We also believe in the strength of creating a supportive culture through community. We have been visiting the local Unitarian Universalist Congregation in order to assess our comfortability levels with introducing our future family into that community. We are considering this spiritual community for a few reasons. The first is that they seek inspiration for all of the world’s major religions. This would allow our child to learn about many world religions and start to decide for her or himself what she or he believes spiritually. We also like the Our Whole Lives program, which addresses sexuality and sexual identity in developmentally appropriate ways throughout our child’s life. We believe that feeling empowered means being knowledgeable about your body, identity, and sexual preferences in order to make appropriate decisions about her or his body. It also aids in our child’s ability to identify her or his boundaries, the boundaries of others, and to be able to assertive to defend her or his personal boundaries. Despite all of these great reasons to join this community, one of the largest aspects of this community that we appreciate, is the number of adoptive, interracial, and gay families that are in attendance and how accepting the larger congregation is of “alternative families”. It is our hope that in participating in this community, it will allow our child to see other families similar to our child’s. Seeing her or his experience reflected back to our child can be very affirming and also allows our child to make friends with others who may have similar experiences. This would allow our child to be comfortable with our family structure and dynamics in a culture of acceptance and inclusion. It will allow our child to be able to talk to her or his peers about some of the unique experiences that may arise as the adoptive child of a gay couple.

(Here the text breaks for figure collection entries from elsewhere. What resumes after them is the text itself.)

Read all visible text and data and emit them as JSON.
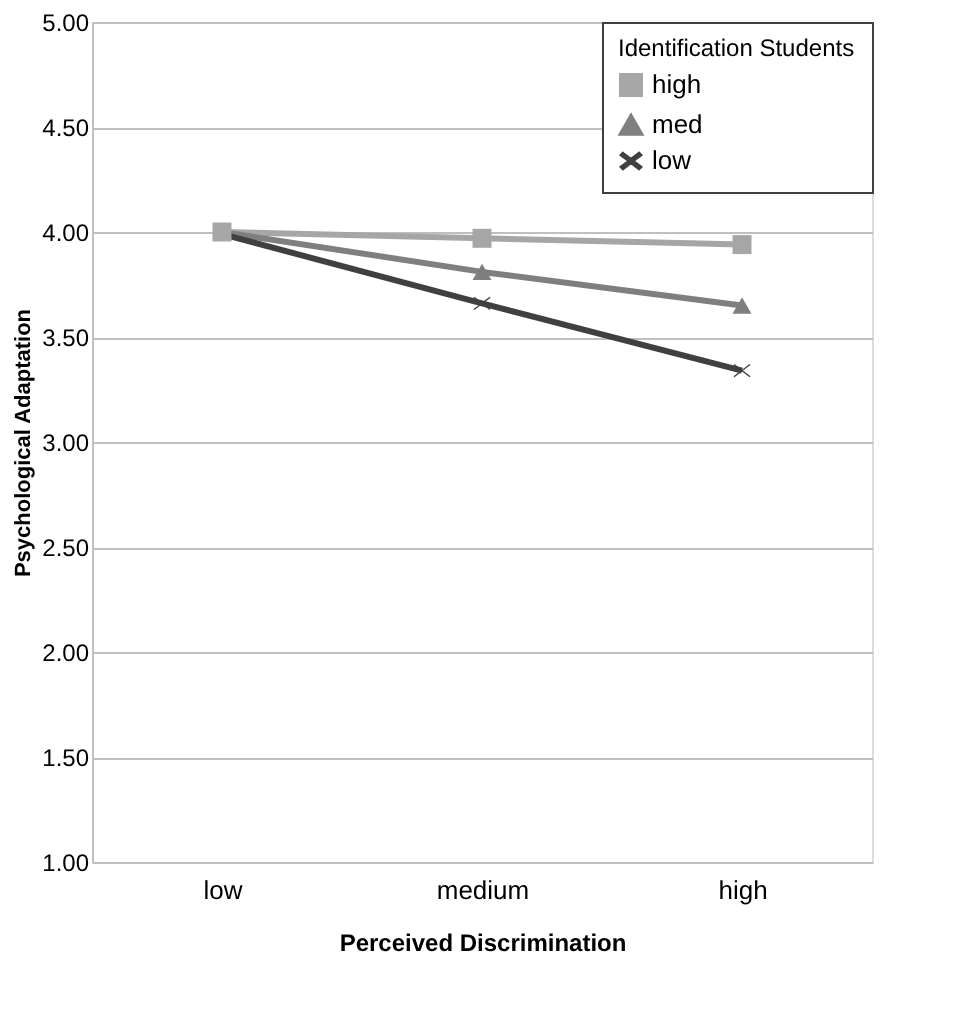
{
  "chart_data": {
    "type": "line",
    "xlabel": "Perceived Discrimination",
    "ylabel": "Psychological Adaptation",
    "legend_title": "Identification Students",
    "categories": [
      "low",
      "medium",
      "high"
    ],
    "series": [
      {
        "name": "high",
        "color": "#a6a6a6",
        "marker": "square",
        "values": [
          4.0,
          3.97,
          3.94
        ]
      },
      {
        "name": "med",
        "color": "#7f7f7f",
        "marker": "triangle",
        "values": [
          4.0,
          3.81,
          3.65
        ]
      },
      {
        "name": "low",
        "color": "#404040",
        "marker": "cross",
        "values": [
          3.99,
          3.66,
          3.34
        ]
      }
    ],
    "ylim": [
      1,
      5
    ],
    "yticks": [
      {
        "value": 1,
        "label": "1.00"
      },
      {
        "value": 1.5,
        "label": "1.50"
      },
      {
        "value": 2,
        "label": "2.00"
      },
      {
        "value": 2.5,
        "label": "2.50"
      },
      {
        "value": 3,
        "label": "3.00"
      },
      {
        "value": 3.5,
        "label": "3.50"
      },
      {
        "value": 4,
        "label": "4.00"
      },
      {
        "value": 4.5,
        "label": "4.50"
      },
      {
        "value": 5,
        "label": "5.00"
      }
    ],
    "grid": "y",
    "legend": "top right",
    "line_style": "solid"
  }
}
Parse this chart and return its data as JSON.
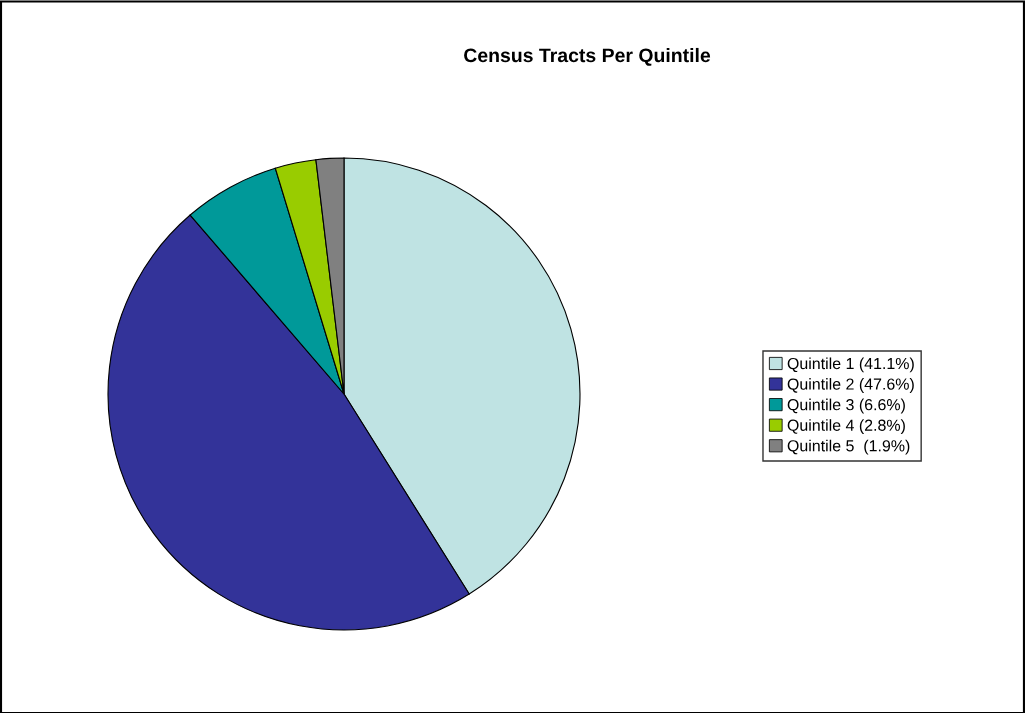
{
  "chart_data": {
    "type": "pie",
    "title": "Census Tracts Per Quintile",
    "categories": [
      "Quintile 1 (41.1%)",
      "Quintile 2 (47.6%)",
      "Quintile 3 (6.6%)",
      "Quintile 4 (2.8%)",
      "Quintile 5  (1.9%)"
    ],
    "values": [
      41.1,
      47.6,
      6.6,
      2.8,
      1.9
    ],
    "colors": [
      "#bfe3e3",
      "#333399",
      "#009999",
      "#99cc00",
      "#808080"
    ],
    "legend": "right"
  }
}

We believe that building empowerment, self-affirmation, and resilience can also be directly fostered throughout our child’s life. This could start at a very young age. This may include celebrating not only birthdays, but adoption day. We could also affirm our child through children’s books and bedtime stories.
We also believe it is important to support our child’s interests. If this means dressing up for tea, having makeup smeared on our faces, or providing transportation to various sporting events, we are game. If that means finding music tutors, going to recitals, or dressing up for Halloween, we are all in.
What is important to know is that our child will always come first. She or he will be loved and supported in whatever ways needed for her or him to grow. Family is the biggest value that we share as a couple. Our family will always come first. We would love for the opportunity to build our family together to raise a strong, independent child.